I am not going to recreate Indian food there, rather would be interested in learning local cuisine and preparing the food prepared in households in the US.

I would also like get some advice on this topic i.e. whether I should bring some utensils from India or I can totally rely on Amazon/Walmart for my cooking needs?

PS: I am getting an oven and an electric stove in the apartment I would be living in. Sorry if this question is off-topic here, please redirect me to the correct location.

  • 2
    I have a Indian friend who had a container shipped to him from his family in India containing cooking utensils, pots, pans, etc once he purchased a house (we're in Australia). I don't know about the shipping costs, etc, so I'm not sure how much he saved. There are ethic groceries that sell things like pressure cookers and other items (i.e. a tawa, handi, etc) at relatively cheap prices. For example, I bought my parents a very large aluminum pressure cooker from an Afghan grocery for almost a third of what I would've paid at online.
    – NRaf
    Commented Jun 6, 2015 at 23:12
  • @NRaf I have a feeling that pan, plates, etc I can get in the Walmart store locally. So maybe just the utensils which are costly/rare are worth bringing along with me.
    – Cool_Coder
    Commented Jun 7, 2015 at 6:48
  • I think there could be an answerable question behind that, but as it stands, it is not a good SE question. What should you do? We don't know, and we can't take a decision for you. It is up to your personal circumstances. If you know what information you are missing to make your own decision, but have no source for that information, we can probably supply it. In this case, please edit the question to ask about it, and we can reopen.
    – rumtscho
    Commented Jun 7, 2015 at 9:07
  • Ok, can I ask the recommended utensils to buy from scratch and where to buy for a guy starting living in a new house? I will not go into comparison with Indian prices.
    – Cool_Coder
    Commented Jun 7, 2015 at 13:52
  • 1
    The most answerable thing I can think of is to list the things you think of as essential (and if there's any ambiguity, what you use them for) so we can let you know whether they (or something close enough) is easy to buy here. If it's not too long a list, that'd probably be fine; if it's long or if some things are very multi-purpose, you might want to break it up into multiple questions.
    – Cascabel
    Commented Jun 8, 2015 at 15:43

1 Answer 1


Remember you have to be able to get all you stuff there. Is it worth lugging a pressure cooker half way across the world to save 10$. I would bring any local seasoning that you use. Your gonna be in for some culture shock when you get there.

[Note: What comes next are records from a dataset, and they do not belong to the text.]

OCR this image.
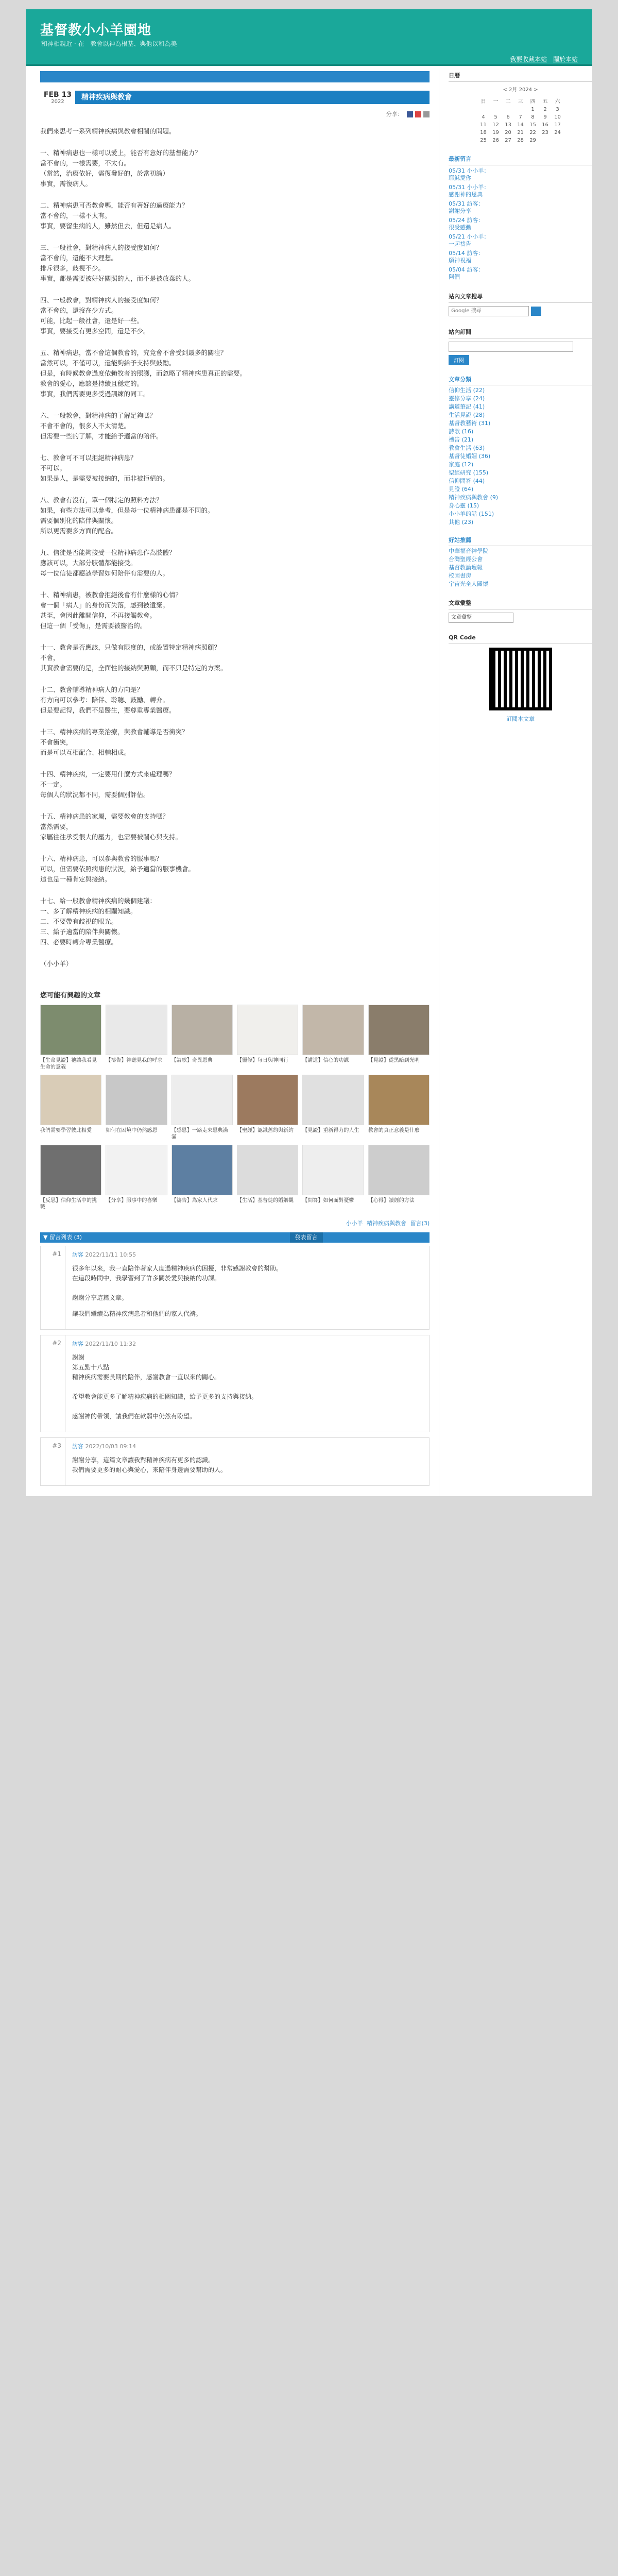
基督教小小羊園地
和神相親近 ‧ 在　教會以神為根基、與他以和為美
我要收藏本站 關於本站
FEB 13
2022
精神疾病與教會
分享：

我們來思考一系列精神疾病與教會相關的問題。

一、精神病患也一樣可以愛上，能否有意好的基督能力？
當不會的，一樣需要，不太有。
（當然，治療依好，需復發好的，於當初論）
事實，需復病人。

二、精神病患可否教會嗎，能否有著好的過療能力？
當不會的，一樣不太有。
事實，要留生病的人，雖然但去，但還是病人。

三、一般社會，對精神病人的接受度如何？
當不會的，還能不大理想。
排斥很多，歧視不少。
事實，都是需要被好好關照的人，而不是被放棄的人。

四、一般教會，對精神病人的接受度如何？
當不會的，還沒在少方式。
可能，比起一般社會，還是好一些。
事實，要接受有更多空間，還是不少。

五、精神病患，當不會這個教會的，究竟會不會受到最多的關注？
當然可以，不僅可以，還能夠給予支持與鼓勵。
但是，有時候教會過度依賴牧者的照護，而忽略了精神病患真正的需要。
教會的愛心，應該是持續且穩定的。
事實，我們需要更多受過訓練的同工。

六、一般教會，對精神病的了解足夠嗎？
不會不會的，很多人不太清楚。
但需要一些的了解，才能給予適當的陪伴。

七、教會可不可以拒絕精神病患？
不可以。
如果是人，是需要被接納的，而非被拒絕的。

八、教會有沒有，單一個特定的照料方法？
如果，有些方法可以參考，但是每一位精神病患都是不同的。
需要個別化的陪伴與關懷。
所以更需要多方面的配合。

九、信徒是否能夠接受一位精神病患作為肢體？
應該可以，大部分肢體都能接受。
每一位信徒都應該學習如何陪伴有需要的人。

十、精神病患，被教會拒絕後會有什麼樣的心情？
會一個「病人」的身份而失落，感到被遺棄。
甚至，會因此離開信仰，不再接觸教會。
但這一個「受傷」，是需要被醫治的。

十一、教會是否應該，只做有限度的，或設置特定精神病照顧？
不會，
其實教會需要的是，全面性的接納與照顧，而不只是特定的方案。

十二、教會輔導精神病人的方向是？
有方向可以參考：陪伴、聆聽、鼓勵、轉介。
但是要記得，我們不是醫生，要尊重專業醫療。

十三、精神疾病的專業治療，與教會輔導是否衝突？
不會衝突，
而是可以互相配合、相輔相成。

十四、精神疾病，一定要用什麼方式來處理嗎？
不一定。
每個人的狀況都不同，需要個別評估。

十五、精神病患的家屬，需要教會的支持嗎？
當然需要，
家屬往往承受很大的壓力，也需要被關心與支持。

十六、精神病患，可以參與教會的服事嗎？
可以，但需要依照病患的狀況，給予適當的服事機會。
這也是一種肯定與接納。

十七、給一般教會精神疾病的幾個建議：
一、多了解精神疾病的相關知識。
二、不要帶有歧視的眼光。
三、給予適當的陪伴與關懷。
四、必要時轉介專業醫療。

（小小羊）

您可能有興趣的文章
【生命見證】祂讓我看見生命的意義
【禱告】神聽見我的呼求	【詩歌】奇異恩典	【靈修】每日與神同行	【講道】信心的功課	【見證】從黑暗到光明
我們需要學習彼此相愛	如何在困境中仍然感恩	【感恩】一路走來恩典滿滿
【聖經】認識舊約與新約	【見證】重新得力的人生	教會的真正意義是什麼
【反思】信仰生活中的挑戰
【分享】服事中的喜樂	【禱告】為家人代求	【生活】基督徒的婚姻觀	【問答】如何面對憂鬱	【心得】讀經的方法
小小羊 精神疾病與教會 留言(3)
▼ 留言列表 (3)	發表留言
#1	訪客 2022/11/11 10:55

很多年以來，我一直陪伴著家人度過精神疾病的困擾，非常感謝教會的幫助。
在這段時間中，我學習到了許多關於愛與接納的功課。

謝謝分享這篇文章。

讓我們繼續為精神疾病患者和他們的家人代禱。

#2	訪客 2022/11/10 11:32

謝謝
第五點十八點
精神疾病需要長期的陪伴，感謝教會一直以來的關心。

希望教會能更多了解精神疾病的相關知識，給予更多的支持與接納。

感謝神的帶領，讓我們在軟弱中仍然有盼望。

#3	訪客 2022/10/03 09:14

謝謝分享，這篇文章讓我對精神疾病有更多的認識。
我們需要更多的耐心與愛心，來陪伴身邊需要幫助的人。

日曆
< 2月 2024 >
日	一	二	三	四	五	六
				1	2	3
4	5	6	7	8	9	10
11	12	13	14	15	16	17
18	19	20	21	22	23	24
25	26	27	28	29		
最新留言
05/31 小小羊：
耶穌愛你
05/31 小小羊：
感謝神的恩典
05/31 訪客：
謝謝分享
05/24 訪客：
很受感動
05/21 小小羊：
一起禱告
05/14 訪客：
願神祝福
05/04 訪客：
阿們
站內文章搜尋
Google 搜尋
站內訂閱
訂閱
文章分類
信仰生活 (22)
靈修分享 (24)
講道筆記 (41)
生活見證 (28)
基督教藝術 (31)
詩歌 (16)
禱告 (21)
教會生活 (63)
基督徒婚姻 (36)
家庭 (12)
聖經研究 (155)
信仰問答 (44)
見證 (64)
精神疾病與教會 (9)
身心靈 (15)
小小羊的話 (151)
其他 (23)
好站推薦
中華福音神學院
台灣聖經公會
基督教論壇報
校園書房
宇宙光全人關懷
文章彙整
文章彙整
QR Code
訂閱本文章
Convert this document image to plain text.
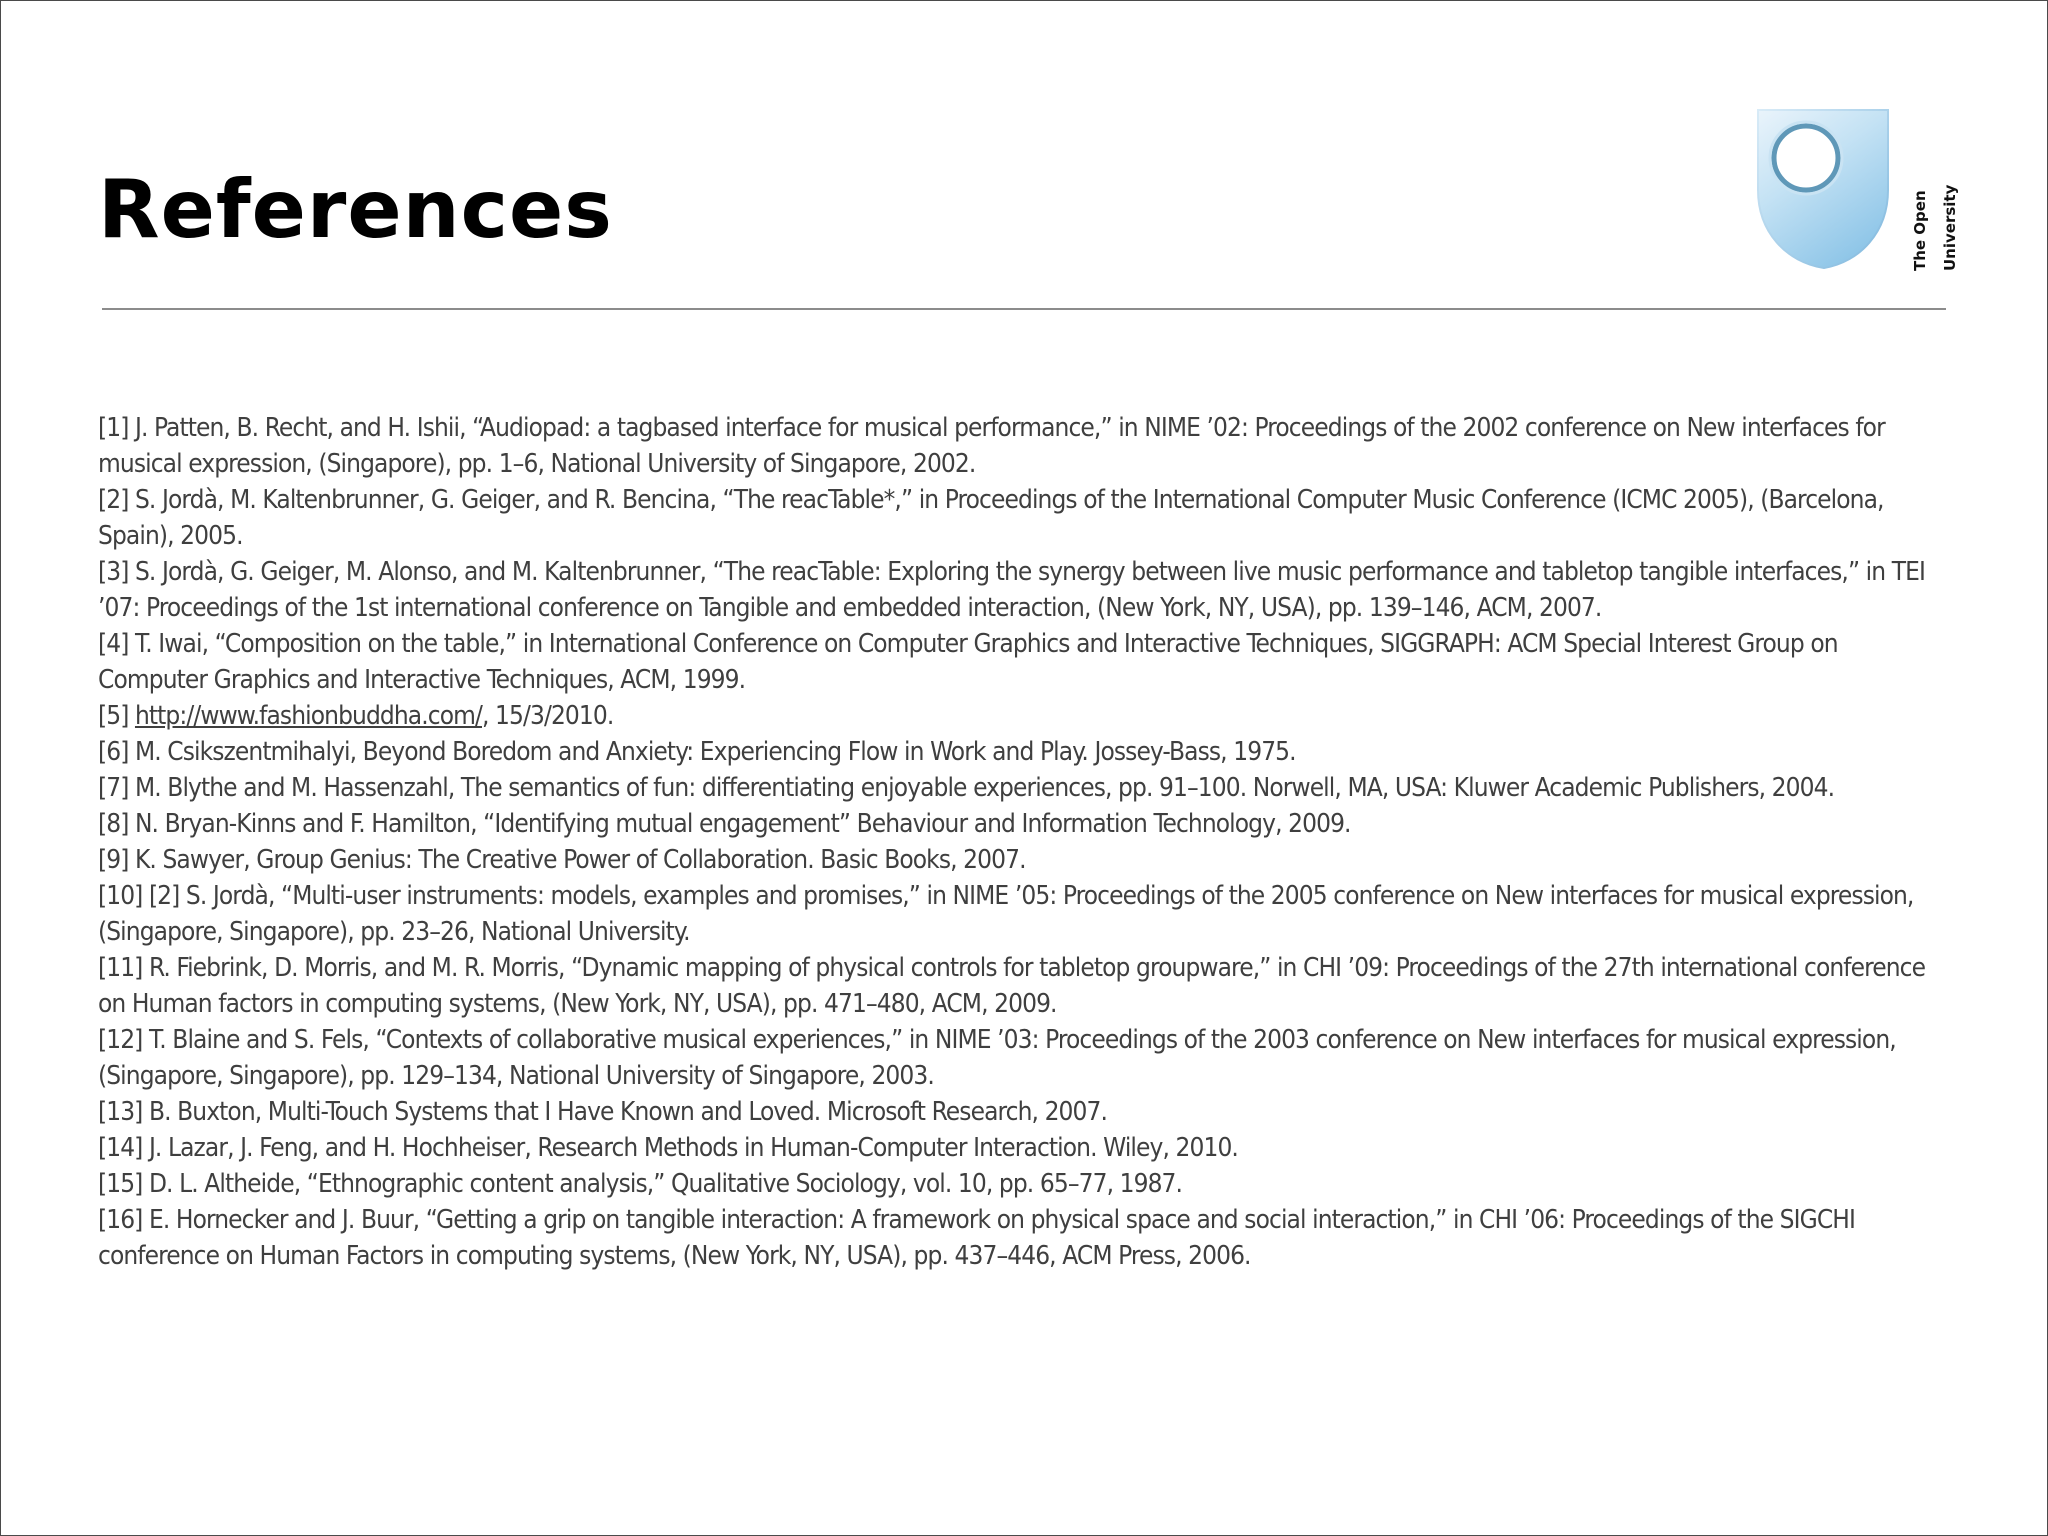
References	The Open University
[1] J. Patten, B. Recht, and H. Ishii, “Audiopad: a tagbased interface for musical performance,” in NIME ’02: Proceedings of the 2002 conference on New interfaces for musical expression, (Singapore), pp. 1–6, National University of Singapore, 2002.
[2] S. Jordà, M. Kaltenbrunner, G. Geiger, and R. Bencina, “The reacTable*,” in Proceedings of the International Computer Music Conference (ICMC 2005), (Barcelona, Spain), 2005.
[3] S. Jordà, G. Geiger, M. Alonso, and M. Kaltenbrunner, “The reacTable: Exploring the synergy between live music performance and tabletop tangible interfaces,” in TEI ’07: Proceedings of the 1st international conference on Tangible and embedded interaction, (New York, NY, USA), pp. 139–146, ACM, 2007.
[4] T. Iwai, “Composition on the table,” in International Conference on Computer Graphics and Interactive Techniques, SIGGRAPH: ACM Special Interest Group on Computer Graphics and Interactive Techniques, ACM, 1999.
[5] http://www.fashionbuddha.com/, 15/3/2010.
[6] M. Csikszentmihalyi, Beyond Boredom and Anxiety: Experiencing Flow in Work and Play. Jossey-Bass, 1975.
[7] M. Blythe and M. Hassenzahl, The semantics of fun: differentiating enjoyable experiences, pp. 91–100. Norwell, MA, USA: Kluwer Academic Publishers, 2004.
[8] N. Bryan-Kinns and F. Hamilton, “Identifying mutual engagement” Behaviour and Information Technology, 2009.
[9] K. Sawyer, Group Genius: The Creative Power of Collaboration. Basic Books, 2007.
[10] [2] S. Jordà, “Multi-user instruments: models, examples and promises,” in NIME ’05: Proceedings of the 2005 conference on New interfaces for musical expression, (Singapore, Singapore), pp. 23–26, National University.
[11] R. Fiebrink, D. Morris, and M. R. Morris, “Dynamic mapping of physical controls for tabletop groupware,” in CHI ’09: Proceedings of the 27th international conference on Human factors in computing systems, (New York, NY, USA), pp. 471–480, ACM, 2009.
[12] T. Blaine and S. Fels, “Contexts of collaborative musical experiences,” in NIME ’03: Proceedings of the 2003 conference on New interfaces for musical expression, (Singapore, Singapore), pp. 129–134, National University of Singapore, 2003.
[13] B. Buxton, Multi-Touch Systems that I Have Known and Loved. Microsoft Research, 2007.
[14] J. Lazar, J. Feng, and H. Hochheiser, Research Methods in Human-Computer Interaction. Wiley, 2010.
[15] D. L. Altheide, “Ethnographic content analysis,” Qualitative Sociology, vol. 10, pp. 65–77, 1987.
[16] E. Hornecker and J. Buur, “Getting a grip on tangible interaction: A framework on physical space and social interaction,” in CHI ’06: Proceedings of the SIGCHI conference on Human Factors in computing systems, (New York, NY, USA), pp. 437–446, ACM Press, 2006.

  • I agree that it is not worth saving the $10, but then I have some space in my bag and can bring some utensils with me. The thing is that I am unable to understand which ones to bring and which ones to buy in the US. Can you please elaborate on the cultural shock :)
    – Cool_Coder
    Commented Jun 7, 2015 at 6:45
  • You might have trouble with some seasonings -- if they're seeds, they might be confiscated as 'agriculture'. It's possible that other 'agricultural products' might be as well if there are concerns that they might be a plant disease vector.